Is there any way for me to get the real character
á
, or in other words, can I visit string in human readable pattern ?
Indeed, in this string
string[0]
is
a
and
string[1]
is unicode
U+0301 COMBINING ACUTE ACCENT. This string is different from
>>> t = "\u00E1bcdefg"
>>> t
'ábcdefg'
>>> t[0]
'á'
>>> ord(t[0])
225
where
t[0]
is
U+00E1, LATIN SMALL LETTER A WITH ACUTE
(Nov-23-2019, 09:42 AM)Gribouillis Wrote: [ -> ]Indeed, in this string string[0]
is a
and string[1]
is unicode U+0301 COMBINING ACUTE ACCENT. This string is different from >>> t = "\u00E1bcdefg" >>> t 'ábcdefg' >>> t[0] 'á' >>> ord(t[0]) 225
where t[0]
is U+00E1, LATIN SMALL LETTER A WITH ACUTE
Here is another try with your example:
string2 = "ábcdefg" # this is mine
string = "ábcdefg" # this is yours
print(string[0], string2[0])
# output
á a
This is really strange, they look same, but they are not equal. How to distinguish these two strings ?
How do you say they look the same?
they don't
luoheng Wrote:How to distinguish these two strings ?

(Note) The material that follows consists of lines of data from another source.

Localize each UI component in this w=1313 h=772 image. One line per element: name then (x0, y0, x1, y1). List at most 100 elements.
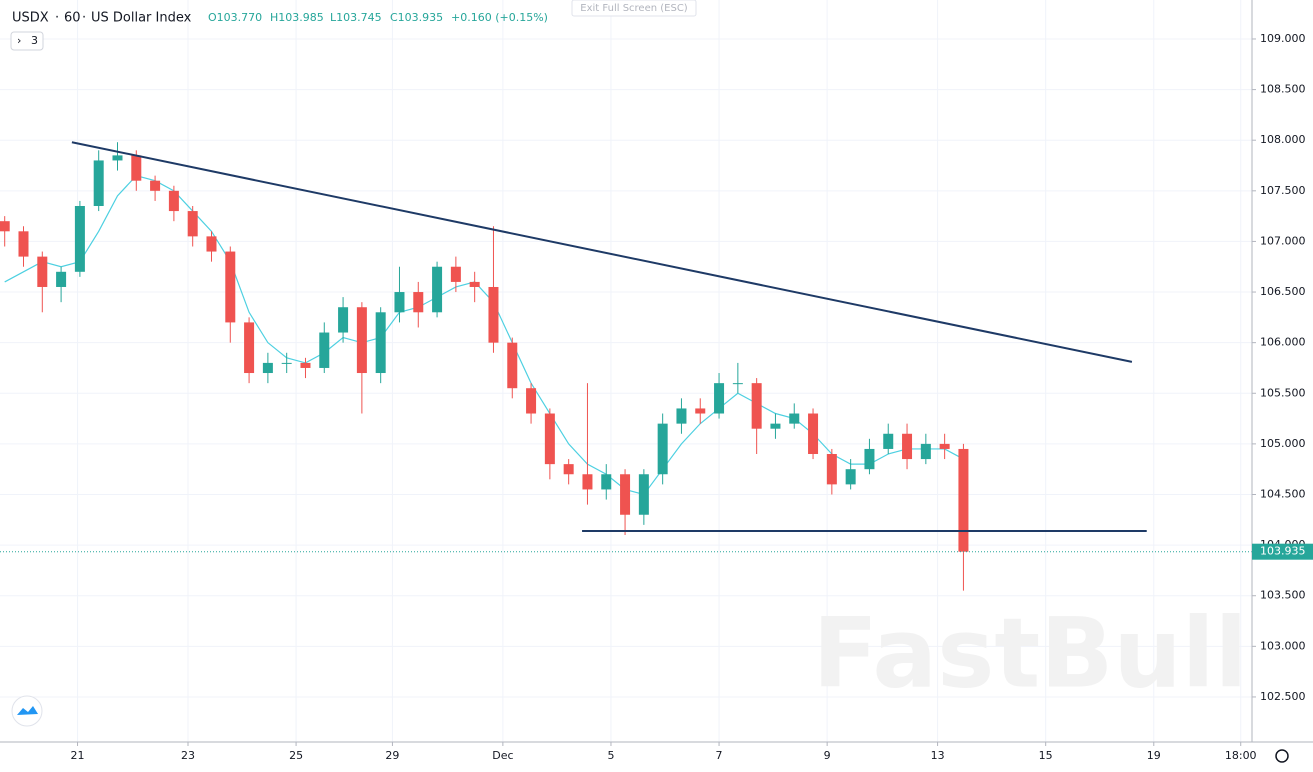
y-tick-label: 106.500 (1260, 285, 1306, 298)
y-tick-label: 107.000 (1260, 234, 1306, 247)
axes: 102.500103.000103.500104.000104.500105.0… (71, 32, 1313, 762)
x-tick-label: 23 (181, 749, 195, 762)
candle-body (319, 332, 330, 368)
chevron[interactable]: › (17, 34, 21, 47)
ohlc-open: O103.770 (208, 11, 262, 24)
candle-body (507, 342, 518, 389)
logo-button[interactable] (11, 695, 43, 727)
candle-body (582, 474, 593, 490)
y-tick-label: 104.500 (1260, 487, 1306, 500)
candle-body (262, 362, 273, 374)
candle-body (187, 211, 198, 237)
indicator-toggle[interactable] (10, 31, 44, 51)
candle-body (168, 190, 179, 212)
ohlc-close: C103.935 (390, 11, 443, 24)
candle-body (657, 423, 668, 475)
last-price-label: 103.935 (1260, 545, 1306, 558)
x-tick-label: 19 (1147, 749, 1161, 762)
fullscreen-hint[interactable]: Exit Full Screen (ESC) (580, 3, 688, 14)
plot (0, 141, 1252, 591)
x-tick-label: 13 (931, 749, 945, 762)
candle-body (526, 388, 537, 414)
moving-average (4, 174, 964, 496)
ohlc-low: L103.745 (330, 11, 382, 24)
candle-body (751, 383, 762, 429)
candle-body (902, 433, 913, 460)
candle-body (939, 443, 950, 449)
candle-body (808, 413, 819, 455)
candle-body (563, 464, 574, 475)
candle-body (375, 312, 386, 374)
logo-icon (17, 706, 38, 715)
x-tick-label: 25 (289, 749, 303, 762)
candle-body (732, 383, 743, 385)
candle-body (56, 271, 67, 287)
watermark: FastBull (812, 597, 1247, 709)
candle-body (544, 413, 555, 465)
y-tick-label: 106.000 (1260, 336, 1306, 349)
candle-body (0, 221, 10, 232)
grid (0, 0, 1252, 742)
candle-body (601, 474, 612, 490)
x-tick-label: 7 (716, 749, 723, 762)
candle-body (18, 231, 29, 257)
candle-body (74, 205, 85, 272)
candle-body (695, 408, 706, 414)
candle-body (112, 155, 123, 161)
candle-body (450, 266, 461, 282)
y-tick-label: 109.000 (1260, 32, 1306, 45)
fullscreen-button[interactable] (571, 0, 697, 17)
candle-body (958, 448, 969, 552)
candle-body (920, 443, 931, 460)
candle-body (789, 413, 800, 424)
x-tick-label: 18:00 (1225, 749, 1257, 762)
candle-body (883, 433, 894, 449)
candle-body (638, 474, 649, 515)
candle-body (864, 448, 875, 470)
candle-body (150, 180, 161, 191)
y-tick-label: 102.500 (1260, 690, 1306, 703)
candle-body (300, 362, 311, 368)
candle-body (281, 362, 292, 364)
x-tick-label: 21 (71, 749, 85, 762)
ohlc-high: H103.985 (270, 11, 324, 24)
settings-icon[interactable] (1275, 749, 1289, 763)
candle-body (93, 160, 104, 206)
x-tick-label: 5 (607, 749, 614, 762)
symbol: USDX (12, 11, 49, 26)
candle-body (845, 469, 856, 485)
trend-line (71, 141, 1133, 363)
indicator-count[interactable]: 3 (31, 34, 38, 47)
x-tick-label: Dec (492, 749, 513, 762)
candle-body (413, 292, 424, 313)
y-tick-label: 108.000 (1260, 133, 1306, 146)
candle-body (338, 307, 349, 333)
candle-body (356, 307, 367, 374)
last-price-tag (1252, 543, 1313, 560)
y-tick-label: 105.500 (1260, 386, 1306, 399)
candle-body (394, 292, 405, 313)
y-tick-label: 107.500 (1260, 184, 1306, 197)
y-tick-label: 105.000 (1260, 437, 1306, 450)
separator: · (82, 11, 86, 26)
x-tick-label: 15 (1039, 749, 1053, 762)
candle-body (676, 408, 687, 424)
change: +0.160 (+0.15%) (451, 11, 548, 24)
instrument-name: US Dollar Index (91, 11, 192, 26)
candle-body (206, 236, 217, 252)
candle-body (37, 256, 48, 287)
candle-body (714, 383, 725, 414)
y-tick-label: 108.500 (1260, 83, 1306, 96)
candle-body (620, 474, 631, 515)
candle-body (432, 266, 443, 313)
candle-body (770, 423, 781, 429)
candle-body (469, 281, 480, 287)
x-tick-label: 29 (385, 749, 399, 762)
candle-body (244, 322, 255, 374)
y-tick-label: 103.000 (1260, 639, 1306, 652)
candle-body (225, 251, 236, 323)
separator: · (55, 11, 59, 26)
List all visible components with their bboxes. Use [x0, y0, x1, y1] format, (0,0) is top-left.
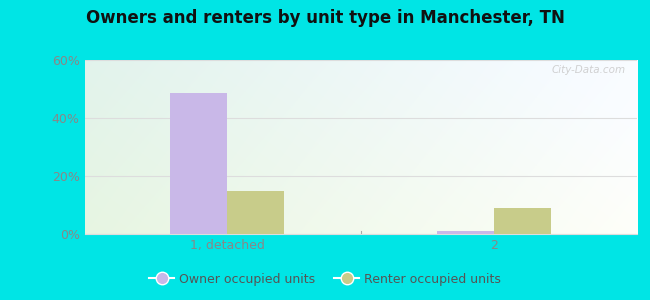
Text: Owners and renters by unit type in Manchester, TN: Owners and renters by unit type in Manch…: [86, 9, 564, 27]
Bar: [495, 208, 551, 234]
Legend: Owner occupied units, Renter occupied units: Owner occupied units, Renter occupied un…: [144, 268, 506, 291]
Bar: [437, 231, 495, 234]
Bar: [170, 93, 227, 234]
Bar: [227, 190, 284, 234]
Text: City-Data.com: City-Data.com: [552, 65, 626, 75]
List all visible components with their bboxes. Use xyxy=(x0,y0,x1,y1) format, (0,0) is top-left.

You cannot distinguish them visually but the two arrays of unicode characters are different. Your string has 8 characters instead of 7 and the two first characters are different.
(Nov-23-2019, 11:06 AM)Larz60+ Wrote: [ -> ]How do you say they look the same? they don't
I can't find any difference...
They are equal in swift language, because swift regards they look same.